# Concert Pics - Festival



## leeroix (May 13, 2013)

OK. I will continue to add to this thread rather than start multiple threads.  First off, I'm glad I posted on Friday and got some quick feedback because it definitely helped with composition for the rest of the show. Thanks for the advise everybody  As I edit the photos, Ill get them up. 

Enjoy...




BlackKeys1 by keips66, on Flickr
The Black Keys



DaveNavarro1 by keips66, on Flickr
Jane's Addiction - Dave Navarro



KingsofLeon1 by keips66, on Flickr
The Kings of Leon


----------



## harmonn2 (May 13, 2013)

All are fantastic. #3 is my favorite because of his expression and the dramatic lighting on his face, but that's not to take away from the other two at all because they are also great.


----------



## Derrel (May 13, 2013)

These seem well-exposed and processed nicely. The lens does well when shooting against the light.


----------



## Steve5D (May 13, 2013)

That shot of Navarro is epic. Maybe, though, crop it so he's a little more to the left?

Nice work, man...


----------



## leeroix (May 13, 2013)

more...



DaveNavarro3 by keips66, on Flickr
Dave Navarro



JanesAddiction1 by keips66, on Flickr
Perry Farrell



KingsofLeon2 by keips66, on Flickr
Kings of Leon


----------



## leeroix (May 13, 2013)

BlackKeys3 by keips66, on Flickr
Black Keys



BlackKeys2 by keips66, on Flickr
Black Keys


----------



## leeroix (May 13, 2013)

more...



JanesAddiction2 by keips66, on Flickr
Janes Addiction



BadReligion by keips66, on Flickr
Bad Religion


----------



## leeroix (May 13, 2013)

KingsofLeon3 by keips66, on Flickr
Kings of Leon



JanesAddiction3 by keips66, on Flickr
Perry Ferrell getting drunk!


----------



## leeroix (May 13, 2013)

I know I have way too many pics here... But thats a good thing right?

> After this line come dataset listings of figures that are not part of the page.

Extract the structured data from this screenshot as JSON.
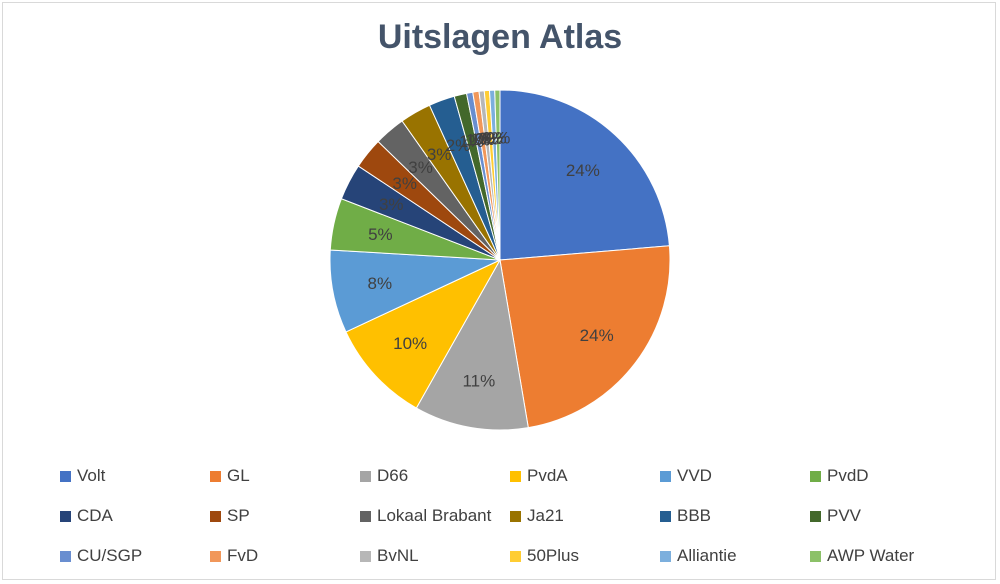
{
  "chart_data": {
    "type": "pie",
    "title": "Uitslagen Atlas",
    "legend_position": "bottom",
    "slices": [
      {
        "name": "Volt",
        "value": 24,
        "label": "24%",
        "color": "#4472c4"
      },
      {
        "name": "GL",
        "value": 24,
        "label": "24%",
        "color": "#ed7d31"
      },
      {
        "name": "D66",
        "value": 11,
        "label": "11%",
        "color": "#a5a5a5"
      },
      {
        "name": "PvdA",
        "value": 10,
        "label": "10%",
        "color": "#ffc000"
      },
      {
        "name": "VVD",
        "value": 8,
        "label": "8%",
        "color": "#5b9bd5"
      },
      {
        "name": "PvdD",
        "value": 5,
        "label": "5%",
        "color": "#70ad47"
      },
      {
        "name": "CDA",
        "value": 3.5,
        "label": "3%",
        "color": "#264478"
      },
      {
        "name": "SP",
        "value": 3,
        "label": "3%",
        "color": "#9e480e"
      },
      {
        "name": "Lokaal Brabant",
        "value": 3,
        "label": "3%",
        "color": "#636363"
      },
      {
        "name": "Ja21",
        "value": 3,
        "label": "3%",
        "color": "#997300"
      },
      {
        "name": "BBB",
        "value": 2.5,
        "label": "2%",
        "color": "#255e91"
      },
      {
        "name": "PVV",
        "value": 1.2,
        "label": "1%",
        "color": "#43682b"
      },
      {
        "name": "CU/SGP",
        "value": 0.6,
        "label": "1%",
        "color": "#698ed0"
      },
      {
        "name": "FvD",
        "value": 0.6,
        "label": "1%",
        "color": "#f1975a"
      },
      {
        "name": "BvNL",
        "value": 0.5,
        "label": "0%",
        "color": "#b7b7b7"
      },
      {
        "name": "50Plus",
        "value": 0.5,
        "label": "0%",
        "color": "#ffcd33"
      },
      {
        "name": "Alliantie",
        "value": 0.5,
        "label": "0%",
        "color": "#7cafdd"
      },
      {
        "name": "AWP Water",
        "value": 0.5,
        "label": "0%",
        "color": "#8cc168"
      }
    ]
  }
}
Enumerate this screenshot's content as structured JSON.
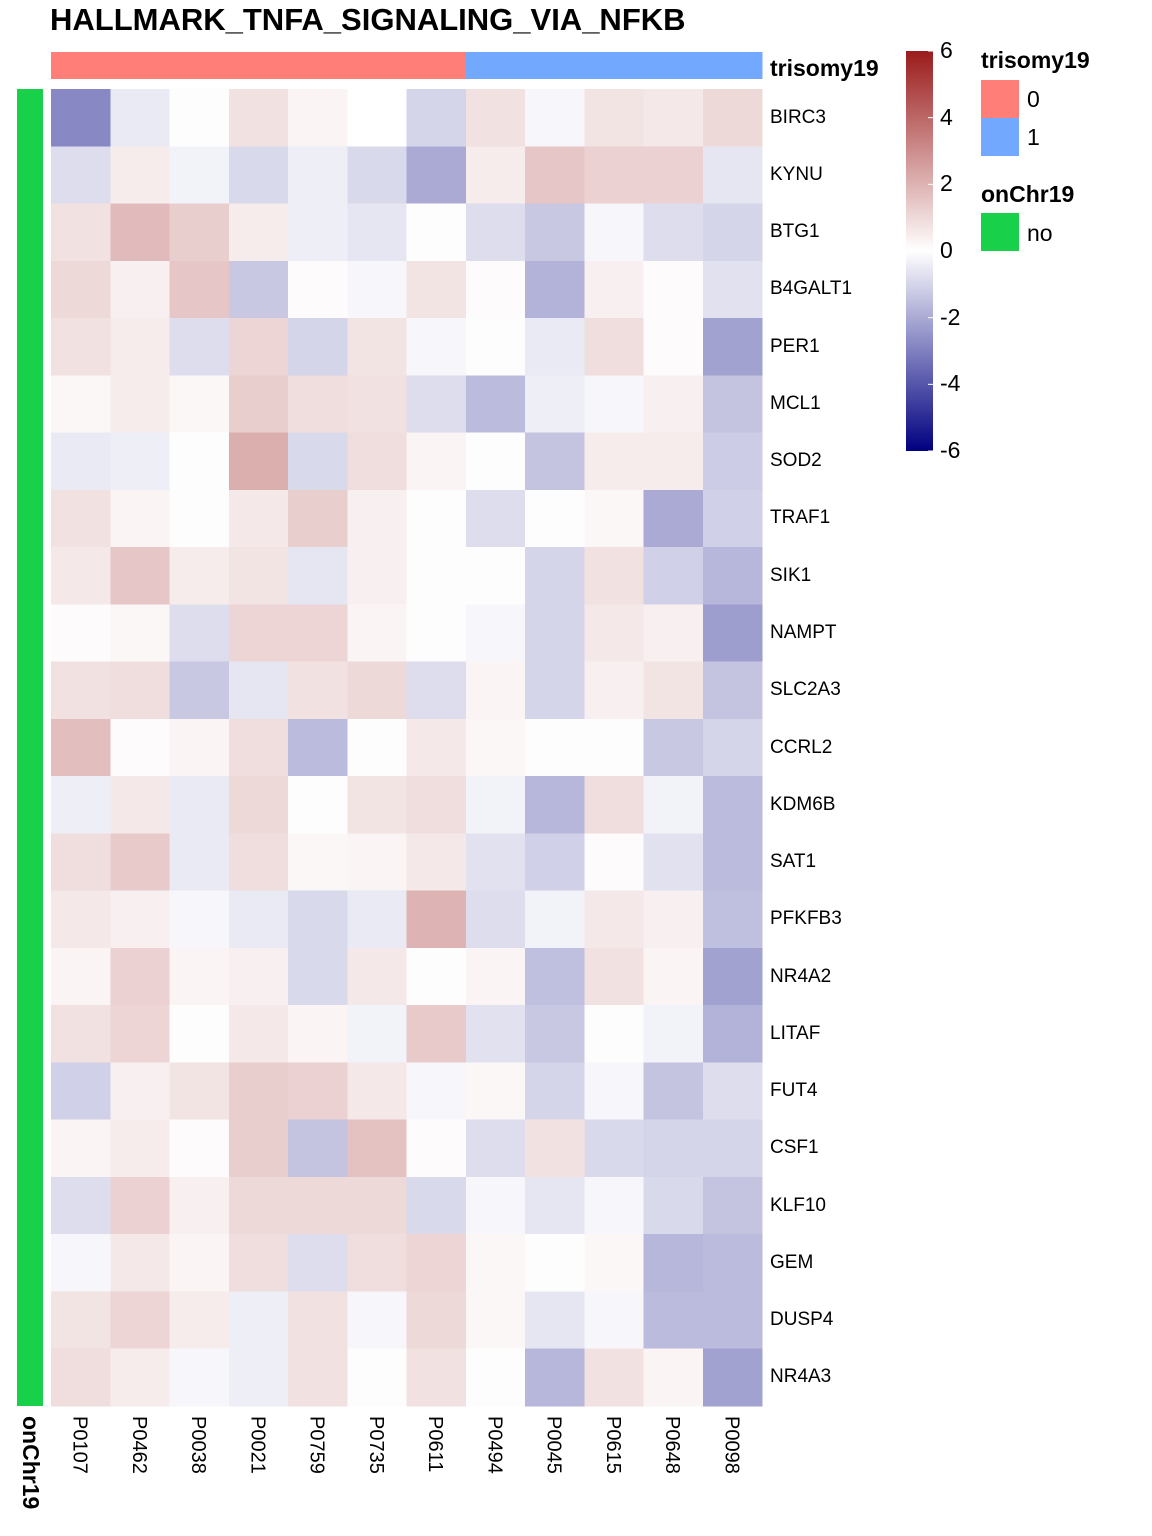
{
  "chart_data": {
    "type": "heatmap",
    "title": "HALLMARK_TNFA_SIGNALING_VIA_NFKB",
    "columns": [
      "P0107",
      "P0462",
      "P0038",
      "P0021",
      "P0759",
      "P0735",
      "P0611",
      "P0494",
      "P0045",
      "P0615",
      "P0648",
      "P0098"
    ],
    "rows": [
      "BIRC3",
      "KYNU",
      "BTG1",
      "B4GALT1",
      "PER1",
      "MCL1",
      "SOD2",
      "TRAF1",
      "SIK1",
      "NAMPT",
      "SLC2A3",
      "CCRL2",
      "KDM6B",
      "SAT1",
      "PFKFB3",
      "NR4A2",
      "LITAF",
      "FUT4",
      "CSF1",
      "KLF10",
      "GEM",
      "DUSP4",
      "NR4A3"
    ],
    "values": [
      [
        -2.8,
        -0.5,
        0.05,
        0.8,
        0.3,
        0.0,
        -1.0,
        0.8,
        -0.2,
        0.7,
        0.6,
        1.0
      ],
      [
        -0.8,
        0.5,
        -0.3,
        -0.9,
        -0.4,
        -0.9,
        -2.0,
        0.5,
        1.5,
        1.2,
        1.2,
        -0.6
      ],
      [
        0.8,
        1.8,
        1.3,
        0.5,
        -0.4,
        -0.6,
        0.05,
        -0.8,
        -1.3,
        -0.2,
        -0.8,
        -1.0
      ],
      [
        1.0,
        0.4,
        1.5,
        -1.3,
        0.1,
        -0.2,
        0.7,
        0.1,
        -1.8,
        0.4,
        0.1,
        -0.7
      ],
      [
        0.8,
        0.5,
        -0.8,
        1.1,
        -1.0,
        0.7,
        -0.2,
        0.05,
        -0.5,
        0.9,
        0.1,
        -2.2
      ],
      [
        0.2,
        0.5,
        0.2,
        1.3,
        0.9,
        0.8,
        -0.8,
        -1.6,
        -0.4,
        -0.2,
        0.4,
        -1.4
      ],
      [
        -0.5,
        -0.4,
        0.05,
        2.1,
        -0.9,
        0.9,
        0.3,
        0.05,
        -1.4,
        0.5,
        0.5,
        -1.2
      ],
      [
        0.8,
        0.3,
        0.05,
        0.6,
        1.3,
        0.4,
        0.05,
        -0.8,
        -0.05,
        0.2,
        -2.0,
        -1.1
      ],
      [
        0.6,
        1.5,
        0.5,
        0.7,
        -0.6,
        0.4,
        0.05,
        0.05,
        -1.0,
        0.8,
        -1.1,
        -1.7
      ],
      [
        0.1,
        0.2,
        -0.8,
        1.1,
        1.1,
        0.3,
        0.05,
        -0.2,
        -1.0,
        0.6,
        0.4,
        -2.3
      ],
      [
        0.8,
        0.9,
        -1.3,
        -0.6,
        0.8,
        1.0,
        -0.8,
        0.3,
        -1.0,
        0.4,
        0.7,
        -1.4
      ],
      [
        1.7,
        0.1,
        0.3,
        0.9,
        -1.6,
        0.05,
        0.6,
        0.2,
        0.05,
        0.05,
        -1.3,
        -1.0
      ],
      [
        -0.4,
        0.6,
        -0.5,
        1.0,
        0.05,
        0.7,
        0.9,
        -0.3,
        -1.7,
        0.9,
        -0.3,
        -1.6
      ],
      [
        0.9,
        1.4,
        -0.5,
        0.9,
        0.2,
        0.3,
        0.6,
        -0.7,
        -1.1,
        0.1,
        -0.7,
        -1.6
      ],
      [
        0.6,
        0.4,
        -0.2,
        -0.5,
        -0.9,
        -0.5,
        2.0,
        -0.8,
        -0.3,
        0.6,
        0.4,
        -1.5
      ],
      [
        0.3,
        1.2,
        0.3,
        0.4,
        -0.9,
        0.6,
        0.05,
        0.3,
        -1.5,
        0.8,
        0.3,
        -2.2
      ],
      [
        0.8,
        1.1,
        0.05,
        0.6,
        0.3,
        -0.3,
        1.4,
        -0.7,
        -1.3,
        0.05,
        -0.3,
        -1.8
      ],
      [
        -1.1,
        0.4,
        0.7,
        1.3,
        1.2,
        0.6,
        -0.2,
        0.2,
        -1.0,
        -0.2,
        -1.4,
        -0.8
      ],
      [
        0.3,
        0.5,
        0.1,
        1.3,
        -1.4,
        1.6,
        0.1,
        -0.8,
        0.8,
        -0.9,
        -1.0,
        -1.0
      ],
      [
        -0.8,
        1.2,
        0.4,
        1.0,
        1.0,
        1.0,
        -0.9,
        -0.2,
        -0.6,
        -0.2,
        -0.9,
        -1.4
      ],
      [
        -0.2,
        0.6,
        0.3,
        0.9,
        -0.8,
        0.9,
        1.1,
        0.2,
        0.05,
        0.2,
        -1.7,
        -1.6
      ],
      [
        0.7,
        1.1,
        0.5,
        -0.4,
        0.8,
        -0.2,
        1.0,
        0.2,
        -0.6,
        -0.2,
        -1.6,
        -1.6
      ],
      [
        0.9,
        0.5,
        -0.2,
        -0.4,
        0.8,
        0.05,
        0.8,
        0.05,
        -1.7,
        0.8,
        0.3,
        -2.2
      ]
    ],
    "scale": {
      "min": -6,
      "max": 6,
      "ticks": [
        6,
        4,
        2,
        0,
        -2,
        -4,
        -6
      ],
      "colors": [
        "#000080",
        "#ffffff",
        "#9b1b1b"
      ]
    },
    "column_annotation": {
      "name": "trisomy19",
      "values": [
        "0",
        "0",
        "0",
        "0",
        "0",
        "0",
        "0",
        "1",
        "1",
        "1",
        "1",
        "1"
      ],
      "levels": [
        {
          "label": "0",
          "color": "#ff7f78"
        },
        {
          "label": "1",
          "color": "#73a8ff"
        }
      ]
    },
    "row_annotation": {
      "name": "onChr19",
      "levels": [
        {
          "label": "no",
          "color": "#19d04a"
        }
      ]
    }
  }
}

BlackKeys4 by keips66, on Flickr
Patrick Carney - The Black Keys



BlackKeys5 by keips66, on Flickr

Dan Auerbach - The Black Keys


----------



## Derrel (May 13, 2013)

SonofaBEEhive, man!!!  ...the pics just keep getting better and better!!!!


----------



## R3d (May 13, 2013)

These are great!


----------



## 5timedad4ever (May 13, 2013)

They were all great pics. I really enjoyed the life like capture you provided with these photos. Keep shooting these pics were well worth looking at.


----------



## gregtallica (May 14, 2013)

These are so awesome. I'm loving every single one. You're a lucky dude!


----------



## leeroix (May 14, 2013)

JanesAddiction4 by keips66, on Flickr



Shins1 by keips66, on Flickr



KingsofLeon4 by keips66, on Flickr


----------



## PixelRabbit (May 14, 2013)

Derrel said:


> SonofaBEEhive, man!!!  ...the pics just keep getting better and better!!!!



TOTALLY this great set!!!


----------



## gregtallica (May 14, 2013)

Great detail on Dave's nipple ring!


----------



## leeroix (May 14, 2013)

Thanks Guys! Im actually kinda sad that I'm not there shooting this week. It was so much fun! I met some really cool people too! Cant wait until the next gig!


----------



## leeroix (May 16, 2013)

slightly different angle, different crop, and BW...



DaveNavarro4 by keips66, on Flickr


----------



## jwbryson1 (May 16, 2013)

Leeroix, you look a bit like Perry Farrell in your avatar!  Great set man.  Looks like a lot of fun!!


----------



## leeroix (May 16, 2013)

haha he was copying me....


----------



## leeroix (Jan 30, 2014)

Diggin it up but... I tried some different processing from some stuff I just learned.



BLACKKEYSREEDIT2 by keips66, on Flickr



BLACKKEYSREEDIT by keips66, on Flickr


----------